47 There is some force to the argument that a creditor should be entitled to rely on the ASIC register as to the location of the company's principal place of business. However, I am not persuaded (either generally or in this case) that circumstances in which a court will find that a writ is "returned unsatisfied" under s 459C(2)(b) of the Corporations Act should be interpreted differently to that under s 40(1)(d)(ii) of the Bankruptcy Act.

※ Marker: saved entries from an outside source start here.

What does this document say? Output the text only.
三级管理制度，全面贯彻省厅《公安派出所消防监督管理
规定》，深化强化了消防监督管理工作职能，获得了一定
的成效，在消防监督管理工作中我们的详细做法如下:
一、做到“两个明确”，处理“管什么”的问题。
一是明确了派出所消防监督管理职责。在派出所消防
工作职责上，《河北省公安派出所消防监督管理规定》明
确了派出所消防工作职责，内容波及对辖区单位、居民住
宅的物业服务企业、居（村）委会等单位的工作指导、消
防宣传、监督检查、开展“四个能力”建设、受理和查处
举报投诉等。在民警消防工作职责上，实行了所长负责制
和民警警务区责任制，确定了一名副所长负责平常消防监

48 First, absent any statutory direction or context indicating a contrary intention, the same words used in different statutes dealing with similar subject matter should be given the same meaning: see D C Pearce & R S Geddes Statutory Interpretation in Australia (8th ed, LexisNexis Butterworths, 2014) at [3.36]. In this case, the words "execution" issued against the debtor under process of a court "returned unsatisfied" are words used in s 40(1)(d)(ii) of the Bankruptcy Act and s 459C(2)(b) of the Corporations Act. Both provisions operate as triggers to insolvent administration under the processes of the Bankruptcy Act and Part 5.4 of the Corporations Act. The policy considerations which underlie those enactments are generally the same, although there will be some instances where differences must be recognised: see, for example, Aussie Vic Plant Hire Pty Ltd v Esanda Finance Corporation Ltd (2007) 212 FLR 56; [2007] VSCA 121 at 88-89 [105] (per Chernov JA).
49 Second, in this case the fact that the ownership and control of ACT Builders had changed on 4 December 2015 was apparent from the ASIC search undertaken in July 2016. That search revealed that the principal place of business changed to the Queanbeyan address on 4 December 2015, an address which was also specified as Mr Zadro's residential address. The search conducted in relation to ACT Builders' contractor's licence (on 9 November 2016, after the writ had been returned) indicated that ACT Builder's contractor's licence expired on 9 May 2014. In those circumstances, the assumption that there would be assets such as construction equipment at the principal place of business cannot safely be made. There is, in fact, no evidence as to the business operated by ACT Builders since 4 December 2015 or what or where its assets might be.
50 I am therefore not satisfied that the presumption under s 459C(2)(b) has been made out.
51 If I am wrong in that conclusion, as a matter of discretion I would not make the order that ACT Builders be wound up in the circumstances of this case, even though ACT Builders conceded that it has not submitted evidence on the basis of which the presumption of insolvency would be rebutted. The writ which Ms Haridemos seeks to enforce is for an amount approximately 10 times the amount of the known net indebtedness of ACT Builders to Ms Haridemos based on the awards made by NCAT. It is not clear what the true position will be when the respective costs orders made by NCAT are assessed and judgment entered for the assessed amount. Until that time, Ms Haridemos' attempts to have ACT Builders wound up are misconceived.